A history mag? We're with you. A women's history mag? You had us at hello. And it's smart and handsome, too? Swell! It's called...HerStoria? Aye, there's the rub. But don't let it deter you!
We can't say how well HerStoria magazine is doing, because the quarterly only launched in February. But the UK-based magazine is all kinds of awesome. Think of it as a cross between American Heritage and a gender studies journal: accessible history, but smart and unpatronizing. As they put it, the mag "explores the past to discover how the other half lived, telling the story of ordinary - and extraordinary - women. We'll bring you opinions about the fairer sex from across the centuries, and investigate the ways in which women responded and lived their lives." If, like me, you find the juxtaposition of the quaint "fairer sex" with the also kinda-quaintly earnest title curiously endearing, you're in serious luck.
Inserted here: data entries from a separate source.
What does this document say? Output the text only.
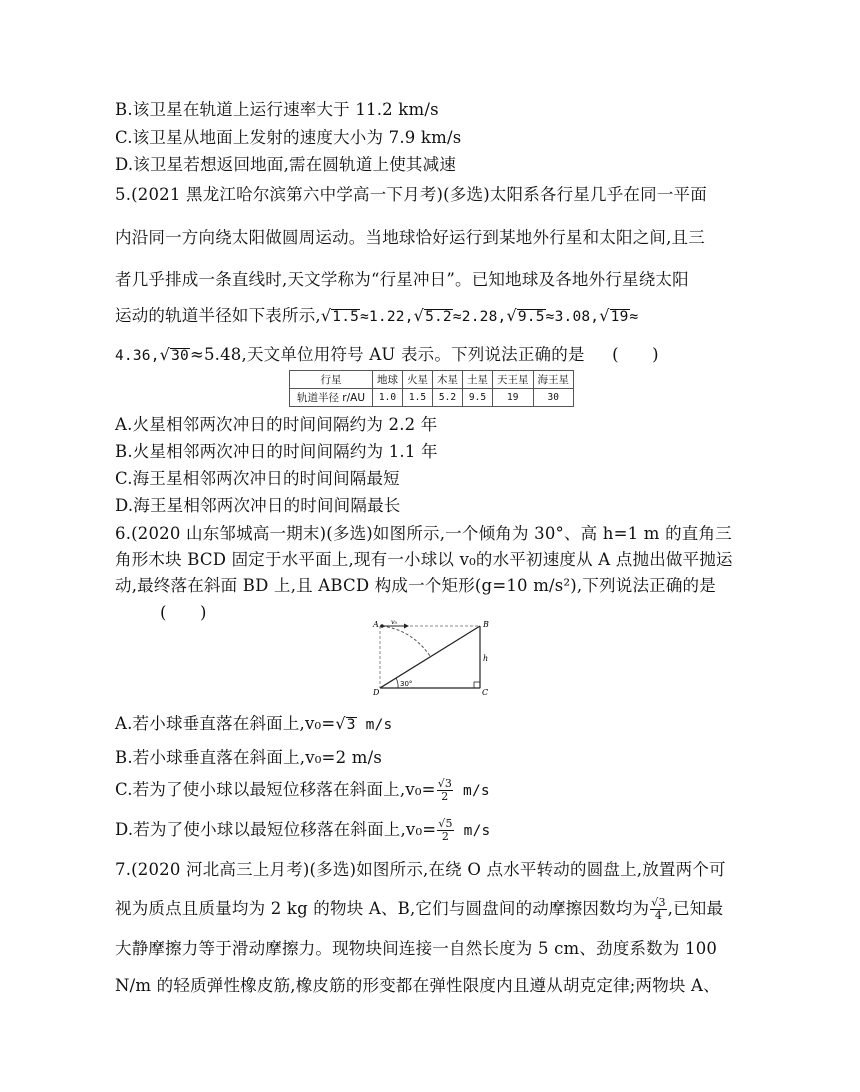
B.该卫星在轨道上运行速率大于 11.2 km/s
C.该卫星从地面上发射的速度大小为 7.9 km/s
D.该卫星若想返回地面,需在圆轨道上使其减速
5.(2021 黑龙江哈尔滨第六中学高一下月考)(多选)太阳系各行星几乎在同一平面
内沿同一方向绕太阳做圆周运动。当地球恰好运行到某地外行星和太阳之间,且三
者几乎排成一条直线时,天文学称为“行星冲日”。已知地球及各地外行星绕太阳
运动的轨道半径如下表所示,√1.5≈1.22,√5.2≈2.28,√9.5≈3.08,√19≈
4.36,√30≈5.48,天文单位用符号 AU 表示。下列说法正确的是 (　　)
行星	地球	火星	木星	土星	天王星	海王星
轨道半径 r/AU	1.0	1.5	5.2	9.5	19	30
A.火星相邻两次冲日的时间间隔约为 2.2 年
B.火星相邻两次冲日的时间间隔约为 1.1 年
C.海王星相邻两次冲日的时间间隔最短
D.海王星相邻两次冲日的时间间隔最长
6.(2020 山东邹城高一期末)(多选)如图所示,一个倾角为 30°、高 h=1 m 的直角三
角形木块 BCD 固定于水平面上,现有一小球以 v₀的水平初速度从 A 点抛出做平抛运
动,最终落在斜面 BD 上,且 ABCD 构成一个矩形(g=10 m/s²),下列说法正确的是
(　　)
A	B
C
D
h
30°
v₀
A.若小球垂直落在斜面上,v₀=√3 m/s
B.若小球垂直落在斜面上,v₀=2 m/s
C.若为了使小球以最短位移落在斜面上$,v_0= \frac{√3}{2} m/s$
D.若为了使小球以最短位移落在斜面上$,v_0= \frac{√5}{2} m/s$
7.(2020 河北高三上月考)(多选)如图所示,在绕 O 点水平转动的圆盘上,放置两个可
视为质点且质量均为 2 kg 的物块 A、B,它们与圆盘间的动摩擦因数均为 $\frac{√3}{4}$ ,已知最
大静摩擦力等于滑动摩擦力。现物块间连接一自然长度为 5 cm、劲度系数为 100
N/m 的轻质弹性橡皮筋,橡皮筋的形变都在弹性限度内且遵从胡克定律;两物块 A、
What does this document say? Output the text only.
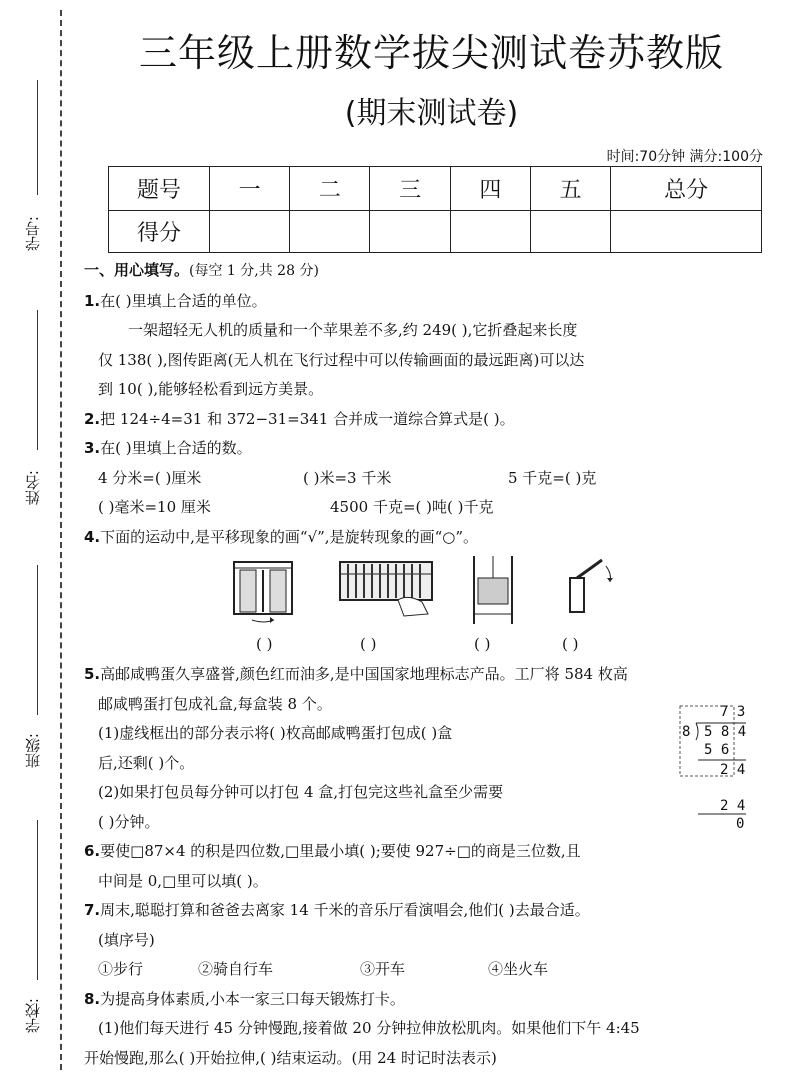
学号:
姓名:
班级:
学校:
三年级上册数学拔尖测试卷苏教版
(期末测试卷)
时间:70分钟 满分:100分
题号	一	二	三	四	五	总分
得分						
一、用心填写。(每空 1 分,共 28 分)
1.在( )里填上合适的单位。
一架超轻无人机的质量和一个苹果差不多,约 249( ),它折叠起来长度
仅 138( ),图传距离(无人机在飞行过程中可以传输画面的最远距离)可以达
到 10( ),能够轻松看到远方美景。
2.把 124÷4=31 和 372−31=341 合并成一道综合算式是( )。
3.在( )里填上合适的数。
4 分米=( )厘米	( )米=3 千米	5 千克=( )克
( )毫米=10 厘米	4500 千克=( )吨( )千克
4.下面的运动中,是平移现象的画“√”,是旋转现象的画“○”。
( )	( )	( )	( )
5.高邮咸鸭蛋久享盛誉,颜色红而油多,是中国国家地理标志产品。工厂将 584 枚高
邮咸鸭蛋打包成礼盒,每盒装 8 个。
(1)虚线框出的部分表示将( )枚高邮咸鸭蛋打包成( )盒
后,还剩( )个。
(2)如果打包员每分钟可以打包 4 盒,打包完这些礼盒至少需要
( )分钟。
6.要使□87×4 的积是四位数,□里最小填( );要使 927÷□的商是三位数,且
中间是 0,□里可以填( )。
7.周末,聪聪打算和爸爸去离家 14 千米的音乐厅看演唱会,他们( )去最合适。
(填序号)
①步行	②骑自行车	③开车	④坐火车
8.为提高身体素质,小本一家三口每天锻炼打卡。
(1)他们每天进行 45 分钟慢跑,接着做 20 分钟拉伸放松肌肉。如果他们下午 4:45
开始慢跑,那么( )开始拉伸,( )结束运动。(用 24 时记时法表示)
7 3
8 5 8 4
5 6
2 4
2 4
0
Issue one includes stories on women pirates, "unexpected aspects of the lives and loves of Sappho and the women of ancient Greece" and Bess of Hardwick, as well as examinations of how women's history is taught in schools, interviews with historians, and "a women's history walk around Bloomsbury in London." In short, a history nerd's dream come true! I don't mind admitting that I've shelled out the admittedly steep £29 for a subscription, both because I'm tantalized by descriptions of the new issue's focus on Victorian traveler Isabella Bird, "life in the workhouse" and the applications of Darwin's Descent of Man for women, and because I want to support this magazine. Yes, the title is goofy, and no, it's not designed for serious historians. But it's smart and well done and aimed at thinking women who find history fun - and there's a lot right with that. And yes, I may accidentally put masking tape over the title.